Hargreaves Lansdown PLC (LON:HL.) cut costs to boost half-year profits as revenues rose less than the market expected as it battled “reputational damage” from its close associations with fallen star fund manager Neil Woodford.
Around 15,000 net new clients signed up in second quarter to 31 December, taking the active client base up 4% to 1.27mln, while the client retention rate of 93.3% was little changed over the six months since the end of June.
This was only down slightly compared to previous periods, but shares in the FTSE 100-listed company fell 6% to 1,742.24p by mid morning on Friday.
There has been strong criticism of Hargreaves since last summer as it had continued to include Woodford's flagship fund among its recommended Wealth 50 'buy list' right up until the fund was suspended on 3 June after many months of poor performance led to a surge in withdrawals.
Analysts noted that, excluding its Active Savings service, net inflows were just £0.3bn in the second quarter, though assets under management were boosted by positive market movements of £2.8bn.
Excluding £1.6bn in Active Savings, HL finished December with total assets under administration of £103.6bn, up 3.1% since the end of September and 22% over the year.
Total net new business of £2.3bn in half was weaker than anticipated, which was attributed to this uncertainty, though chief executive Chris Hill noted that since the election an “increase in investor confidence” has been witnessed, which has translated into increased client activity and “early signs of renewed net flows into retail funds”.

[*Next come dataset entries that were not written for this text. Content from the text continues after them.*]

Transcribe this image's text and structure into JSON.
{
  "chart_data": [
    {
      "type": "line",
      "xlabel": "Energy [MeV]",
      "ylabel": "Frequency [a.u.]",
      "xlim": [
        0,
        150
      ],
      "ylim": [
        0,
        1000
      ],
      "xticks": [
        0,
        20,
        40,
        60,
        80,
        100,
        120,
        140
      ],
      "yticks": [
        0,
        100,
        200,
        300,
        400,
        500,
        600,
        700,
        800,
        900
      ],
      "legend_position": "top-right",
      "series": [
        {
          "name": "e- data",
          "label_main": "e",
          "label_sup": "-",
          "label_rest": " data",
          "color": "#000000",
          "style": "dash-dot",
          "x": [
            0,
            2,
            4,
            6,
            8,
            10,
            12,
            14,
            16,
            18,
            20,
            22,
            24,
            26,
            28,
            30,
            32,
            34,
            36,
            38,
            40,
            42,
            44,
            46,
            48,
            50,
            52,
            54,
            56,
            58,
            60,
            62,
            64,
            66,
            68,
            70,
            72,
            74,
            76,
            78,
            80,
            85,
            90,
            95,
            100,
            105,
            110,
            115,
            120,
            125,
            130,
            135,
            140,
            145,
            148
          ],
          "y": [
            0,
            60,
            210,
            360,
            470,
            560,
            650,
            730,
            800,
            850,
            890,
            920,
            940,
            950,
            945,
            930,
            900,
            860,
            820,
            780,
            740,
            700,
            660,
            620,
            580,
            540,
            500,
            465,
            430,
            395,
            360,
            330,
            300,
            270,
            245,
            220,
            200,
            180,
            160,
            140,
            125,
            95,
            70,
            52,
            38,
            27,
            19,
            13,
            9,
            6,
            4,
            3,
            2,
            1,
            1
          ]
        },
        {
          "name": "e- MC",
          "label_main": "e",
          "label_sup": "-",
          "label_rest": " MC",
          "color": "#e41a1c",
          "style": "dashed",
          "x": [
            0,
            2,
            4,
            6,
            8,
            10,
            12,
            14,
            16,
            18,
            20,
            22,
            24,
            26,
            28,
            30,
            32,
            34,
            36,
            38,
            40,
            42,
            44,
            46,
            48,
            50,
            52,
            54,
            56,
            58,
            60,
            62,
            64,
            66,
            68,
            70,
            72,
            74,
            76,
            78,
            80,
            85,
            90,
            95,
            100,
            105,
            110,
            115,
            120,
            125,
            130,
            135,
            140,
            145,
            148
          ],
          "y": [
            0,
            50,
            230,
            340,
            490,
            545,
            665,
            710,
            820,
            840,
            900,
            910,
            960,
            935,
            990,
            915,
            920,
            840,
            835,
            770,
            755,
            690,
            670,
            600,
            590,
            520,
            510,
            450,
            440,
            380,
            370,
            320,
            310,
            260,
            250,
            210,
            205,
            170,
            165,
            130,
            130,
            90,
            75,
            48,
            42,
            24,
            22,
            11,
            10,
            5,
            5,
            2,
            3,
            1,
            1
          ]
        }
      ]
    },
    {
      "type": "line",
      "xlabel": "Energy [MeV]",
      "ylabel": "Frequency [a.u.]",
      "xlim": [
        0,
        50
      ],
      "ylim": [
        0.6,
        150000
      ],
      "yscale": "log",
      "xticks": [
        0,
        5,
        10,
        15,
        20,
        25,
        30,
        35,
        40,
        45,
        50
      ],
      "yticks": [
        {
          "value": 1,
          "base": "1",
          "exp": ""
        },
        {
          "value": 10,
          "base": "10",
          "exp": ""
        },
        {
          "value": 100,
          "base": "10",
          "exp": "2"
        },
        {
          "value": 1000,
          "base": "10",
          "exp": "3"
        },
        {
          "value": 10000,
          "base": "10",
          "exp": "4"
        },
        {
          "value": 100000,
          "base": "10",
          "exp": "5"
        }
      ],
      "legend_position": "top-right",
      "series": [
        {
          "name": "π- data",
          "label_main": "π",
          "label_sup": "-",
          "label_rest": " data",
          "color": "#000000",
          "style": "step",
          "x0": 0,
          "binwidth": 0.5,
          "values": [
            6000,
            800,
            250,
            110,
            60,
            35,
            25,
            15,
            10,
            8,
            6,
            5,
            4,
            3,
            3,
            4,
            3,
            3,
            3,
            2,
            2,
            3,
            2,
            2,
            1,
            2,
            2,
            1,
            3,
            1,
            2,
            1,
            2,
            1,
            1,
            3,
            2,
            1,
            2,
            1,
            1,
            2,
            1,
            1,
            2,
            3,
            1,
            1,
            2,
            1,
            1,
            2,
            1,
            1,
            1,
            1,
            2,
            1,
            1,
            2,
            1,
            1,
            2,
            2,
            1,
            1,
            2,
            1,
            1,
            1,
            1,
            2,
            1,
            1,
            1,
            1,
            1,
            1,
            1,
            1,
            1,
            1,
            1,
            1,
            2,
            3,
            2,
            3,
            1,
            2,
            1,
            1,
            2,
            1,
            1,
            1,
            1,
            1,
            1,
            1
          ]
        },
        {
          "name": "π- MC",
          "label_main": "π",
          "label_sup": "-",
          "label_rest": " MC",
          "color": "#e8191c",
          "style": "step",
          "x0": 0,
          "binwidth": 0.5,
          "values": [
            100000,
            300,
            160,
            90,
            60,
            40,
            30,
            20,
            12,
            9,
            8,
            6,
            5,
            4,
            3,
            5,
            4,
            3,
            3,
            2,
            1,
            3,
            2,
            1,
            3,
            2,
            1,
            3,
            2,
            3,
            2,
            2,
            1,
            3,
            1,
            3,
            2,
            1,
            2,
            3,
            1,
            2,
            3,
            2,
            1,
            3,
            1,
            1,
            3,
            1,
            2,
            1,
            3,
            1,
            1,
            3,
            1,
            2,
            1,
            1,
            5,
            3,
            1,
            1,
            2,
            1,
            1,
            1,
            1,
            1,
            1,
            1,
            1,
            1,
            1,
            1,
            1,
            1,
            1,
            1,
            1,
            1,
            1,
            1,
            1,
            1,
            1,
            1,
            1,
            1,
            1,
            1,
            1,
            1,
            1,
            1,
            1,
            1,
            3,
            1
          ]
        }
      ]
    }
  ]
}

Net revenue for the half year of £257.9mln was up 9% compared to the previous year but a little short of analyst forecasts for £259.7mln.
But keeping costs under control meant this fed through to adjusted profit before tax of £171.1mln that was up 12% on the prior year and beat the consensus estimate of £168.7mln.
Add in a slightly lower tax rate, and the FTSE 100-listed investment platform’s diluted earnings per share were up 12% year-on-year to 29.3p, 2% ahead of the average analyst forecast.
“Despite market challenges, the resilience of our business, continued execution of our strategy and our focus on ensuring the right outcomes for clients, means we have seen growth and increased market share through the period,” said Hill.
As the board declared an interim dividend of 11.2p, up 9% year on year.
Broker Libuerm said net new business “is probably the metric that the bears will focus on today” and the net new client numbers since the Woodford suspension was “pretty respectable given the risk of reputational damage”.
“With respect to Woodford there isn't much in the statement but expect it to be the focus of questions in today's presentation alongside the potential path of recovery for new flows post the election.”
Analysts at Shore Capital noted that the company “continues to attract negative press for its role in the Woodford debacle.
“While this will have undoubtedly alienated some customers, we think management actions, such as immediately suspending its own platform fees on these holdings at a cost of £2.3mln (and lobbying, in vain, for Woodford to do the same on management fees) and by forgoing of director bonuses, will have helped to mitigate the reputational damage.”